Welcome to both of you!
It is not a busy day on this forum, so I'll take a whack at an answer so you'll have one. I'm going to come from a non-technical direction that is more about people than camera specifications.
Nobody anywhere is likely to own all three of your choices. So, your not going to get much technical review based on the way you asked the question.
You say you are buying for a school and will be sharing with other staff members. When you are buying for other people, with other peoples money, you should consider buying "mainstream" and "brand name" quality. Stuff happens and you don't want to be defending any unusual choices.
Canon and Panasonic are more in line for as front row mainstream brands than JVC. Canon is one of the two kings for DSLRs, not consumer video cameras. Of the three, my view is Panasonic is the leader of the three for consumer camcorders.
The mainstream video format standard, related to the wide adoption of Blu-Ray and the current crop of TVs, is AVCHD 2.0 that includes 1080p60 as a setting choice. Canon weaves around their description of HD, tries to make it sound like AVCHD but does not fully buy into the AVCHD standard.
So, if I have anything to do with it, you will buy the Panasonic HC-X920. It is the most mainstream, high quality, easy to use consumer priced camcorder on your list.
Will it do the job for a school?
- Multiple users? Yes, it has a terrific full automatic ("iA") mode that anybody can get good video with.
- Multiple formats? It has full AVCHD. It also has "iFrame" a MP4 variation for Apple iMovie addicts.
- Concerts and Plays? Those are not "low light". They are well lit so people in the audience can see. All three of these and most any other current camera or camcorder will record school stage events without any difficulty.
- Sound quality? There is none in a boxy room built for basketball. The X-920 will record the sound present in the room in 5.1 Dolby.
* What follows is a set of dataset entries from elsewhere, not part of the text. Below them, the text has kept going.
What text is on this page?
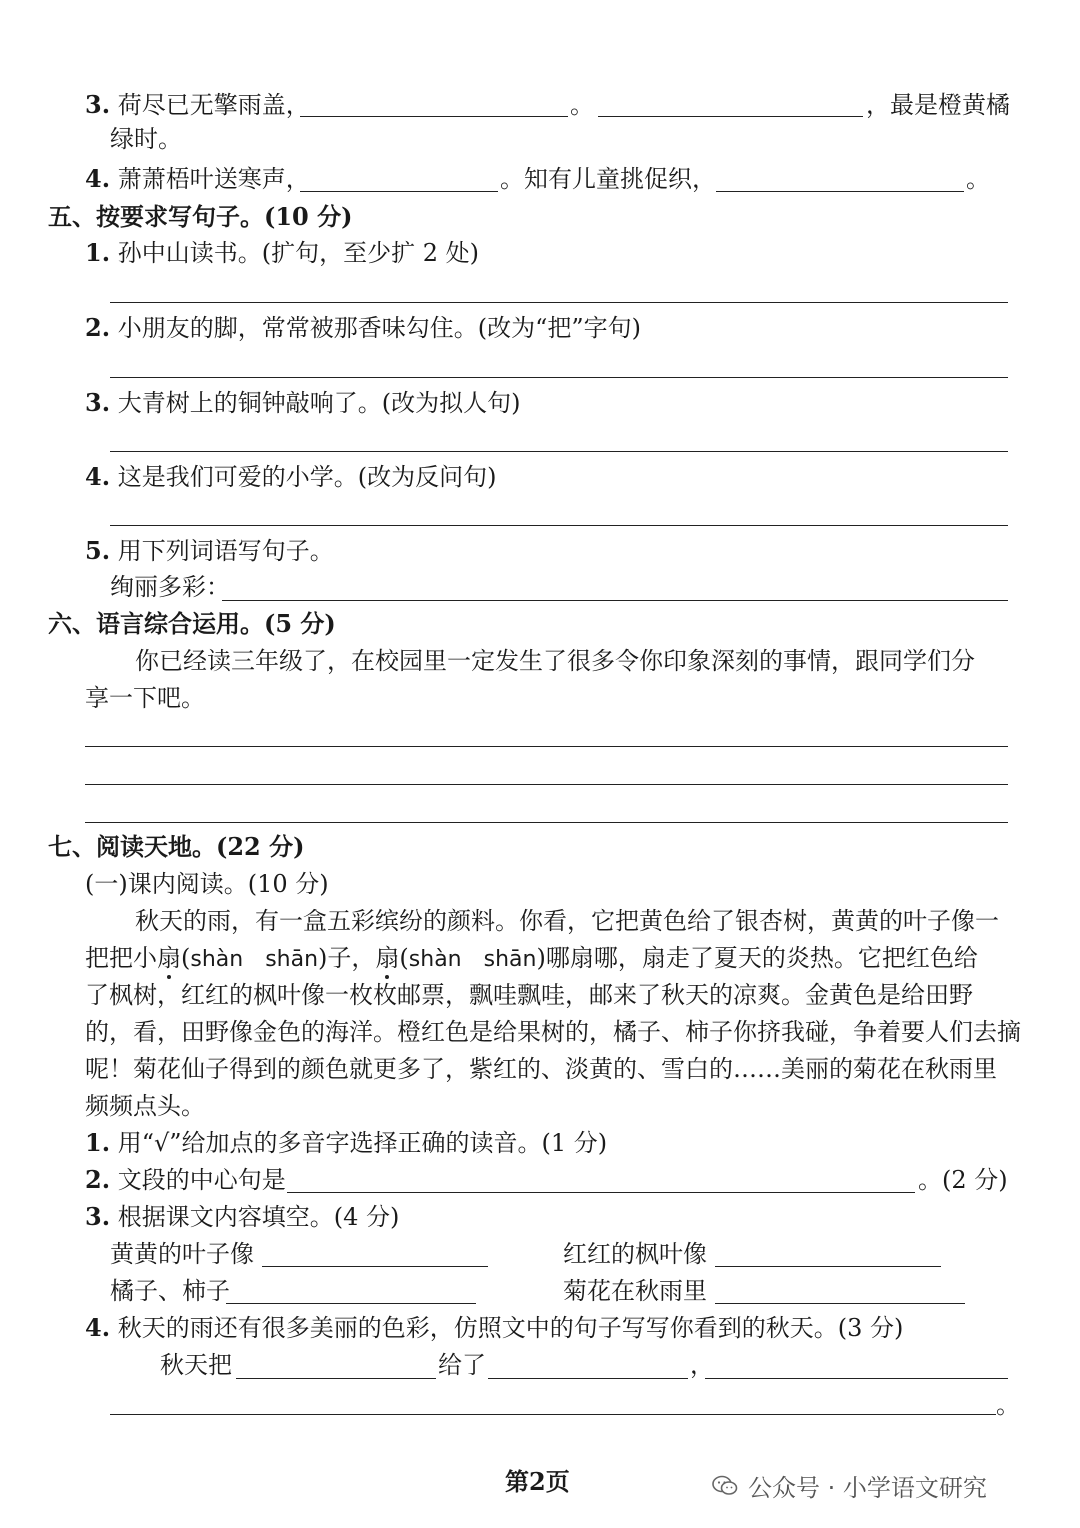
3. 荷尽已无擎雨盖，	。	，最是橙黄橘
绿时。
4. 萧萧梧叶送寒声，	。知有儿童挑促织，	。
五、按要求写句子。(10 分)
1. 孙中山读书。(扩句，至少扩 2 处)
2. 小朋友的脚，常常被那香味勾住。(改为“把”字句)
3. 大青树上的铜钟敲响了。(改为拟人句)
4. 这是我们可爱的小学。(改为反问句)
5. 用下列词语写句子。
绚丽多彩：
六、语言综合运用。(5 分)
你已经读三年级了，在校园里一定发生了很多令你印象深刻的事情，跟同学们分
享一下吧。
七、阅读天地。(22 分)
(一)课内阅读。(10 分)
秋天的雨，有一盒五彩缤纷的颜料。你看，它把黄色给了银杏树，黄黄的叶子像一
把把小扇(shàn　shān)子，扇(shàn　shān)哪扇哪，扇走了夏天的炎热。它把红色给
了枫树，红红的枫叶像一枚枚邮票，飘哇飘哇，邮来了秋天的凉爽。金黄色是给田野
的，看，田野像金色的海洋。橙红色是给果树的，橘子、柿子你挤我碰，争着要人们去摘
呢！菊花仙子得到的颜色就更多了，紫红的、淡黄的、雪白的……美丽的菊花在秋雨里
频频点头。
1. 用“√”给加点的多音字选择正确的读音。(1 分)
2. 文段的中心句是	。(2 分)
3. 根据课文内容填空。(4 分)
黄黄的叶子像	红红的枫叶像
橘子、柿子	菊花在秋雨里
4. 秋天的雨还有很多美丽的色彩，仿照文中的句子写写你看到的秋天。(3 分)
秋天把	给了	，
。
第2页	公众号 · 小学语文研究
If the school does have a sound system that can be (skillfully) tapped into, there is a mic input and headphones output for quality checks during recording. (Gymnasium sound will be your biggest problem.)
- Full manual control? Any of the amateur staff members that try to fiddle with that on an occasional use basis will make the resulting video worse, not better. Full manual control is for do it every day professionals and gear heads, not education professionals that should concentrate on the students. You want this to be easier to use than a teacher's iphone and with better results. The X-920 has enough manual control to handle truly unusual video situations or entertain you if you want to be a gear head once in awhile.
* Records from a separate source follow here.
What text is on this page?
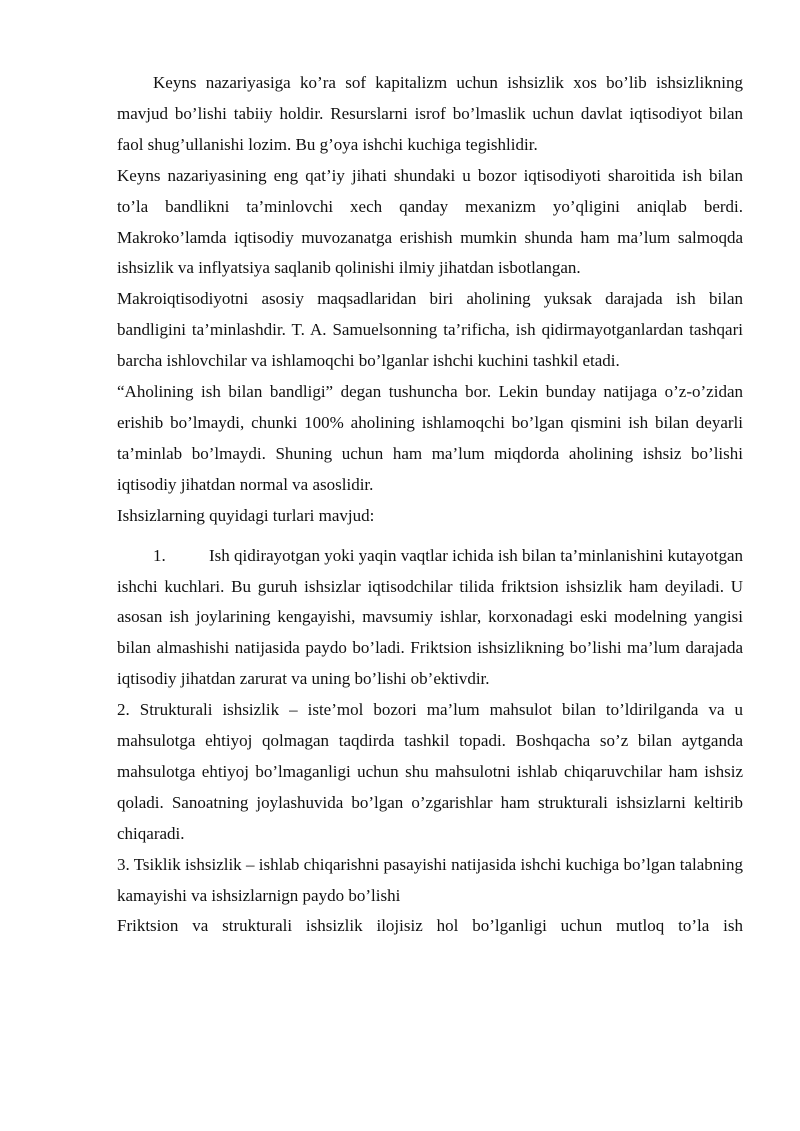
Keyns nazariyasiga ko’ra sof kapitalizm uchun ishsizlik xos bo’lib ishsizlikning mavjud bo’lishi tabiiy holdir. Resurslarni isrof bo’lmaslik uchun davlat iqtisodiyot bilan faol shug’ullanishi lozim. Bu g’oya ishchi kuchiga tegishlidir.

Keyns nazariyasining eng qat’iy jihati shundaki u bozor iqtisodiyoti sharoitida ish bilan to’la bandlikni ta’minlovchi xech qanday mexanizm yo’qligini aniqlab berdi. Makroko’lamda iqtisodiy muvozanatga erishish mumkin shunda ham ma’lum salmoqda ishsizlik va inflyatsiya saqlanib qolinishi ilmiy jihatdan isbotlangan.

Makroiqtisodiyotni asosiy maqsadlaridan biri aholining yuksak darajada ish bilan bandligini ta’minlashdir. T. A. Samuelsonning ta’rificha, ish qidirmayotganlardan tashqari barcha ishlovchilar va ishlamoqchi bo’lganlar ishchi kuchini tashkil etadi.

“Aholining ish bilan bandligi” degan tushuncha bor. Lekin bunday natijaga o’z-o’zidan erishib bo’lmaydi, chunki 100% aholining ishlamoqchi bo’lgan qismini ish bilan deyarli ta’minlab bo’lmaydi. Shuning uchun ham ma’lum miqdorda aholining ishsiz bo’lishi iqtisodiy jihatdan normal va asoslidir.

Ishsizlarning quyidagi turlari mavjud:

1.	Ish qidirayotgan yoki yaqin vaqtlar ichida ish bilan ta’minlanishini kutayotgan ishchi kuchlari. Bu guruh ishsizlar iqtisodchilar tilida friktsion ishsizlik ham deyiladi. U asosan ish joylarining kengayishi, mavsumiy ishlar, korxonadagi eski modelning yangisi bilan almashishi natijasida paydo bo’ladi. Friktsion ishsizlikning bo’lishi ma’lum darajada iqtisodiy jihatdan zarurat va uning bo’lishi ob’ektivdir.

2. Strukturali ishsizlik – iste’mol bozori ma’lum mahsulot bilan to’ldirilganda va u mahsulotga ehtiyoj qolmagan taqdirda tashkil topadi. Boshqacha so’z bilan aytganda mahsulotga ehtiyoj bo’lmaganligi uchun shu mahsulotni ishlab chiqaruvchilar ham ishsiz qoladi. Sanoatning joylashuvida bo’lgan o’zgarishlar ham strukturali ishsizlarni keltirib chiqaradi.

3. Tsiklik ishsizlik – ishlab chiqarishni pasayishi natijasida ishchi kuchiga bo’lgan talabning kamayishi va ishsizlarnign paydo bo’lishi

Friktsion va strukturali ishsizlik ilojisiz hol bo’lganligi uchun mutloq to’la ish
- Narrow depth of field? It is a wonderful thing for art films and photos. Getting it right in school concerts it is not such a good thing. You won't get a lot of it (under the laws of light, optics and physics) until you get a camera with a big diameter lens like an expensive pro camcorder or an awkward (for video) DSLR. The X-920 will allow you to manually open the lens as far as it will go and adjust shutter speed automatically to get the exposure right.
- Transcoding? That has nothing to do with the camera, it is about the editing software. Skilled videographers would much rather add quality to their video with grading, trimming, transitions and effects than limit themselves to clips glued together without a little manipulation. AFAIK, you will have to buy a PC that will run HDWriter (that comes with the x920) or "TMPGEnc MPEG Smart Renderer 4". Neither runs on a Mac.
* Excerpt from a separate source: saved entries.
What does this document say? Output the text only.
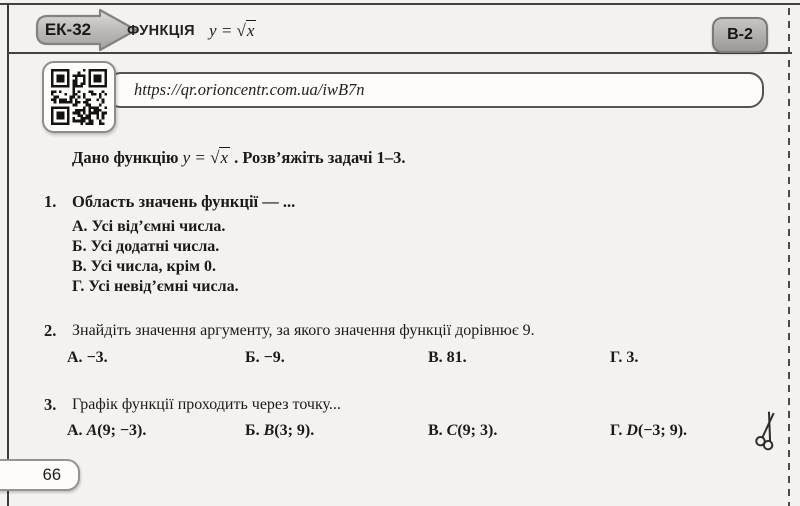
ЕК-32	ФУНКЦІЯ y = √x	В-2
https://qr.orioncentr.com.ua/iwB7n
Дано функцію y = √x . Розв’яжіть задачі 1–3.
1. Область значень функції — ...
А. Усі від’ємні числа.
Б. Усі додатні числа.
В. Усі числа, крім 0.
Г. Усі невід’ємні числа.
2. Знайдіть значення аргументу, за якого значення функції дорівнює 9.
А. −3.	Б. −9.	В. 81.	Г. 3.
3. Графік функції проходить через точку...
А. A(9; −3).	Б. B(3; 9).	В. C(9; 3).	Г. D(−3; 9).
66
- Long concerts and plays? Most video that people can watch without getting bored to death are under 10 minutes. If you really are going to produce full length concerts and plays on video, you need a BIG battery or be able to plug in to 120 wall sockets. If the x920 is the same as the earlier model I own, it comes with a power cord that can be used in place of the batter. The limit is then only the memory card that can now be so big you could get between 5 and 27 hours of video.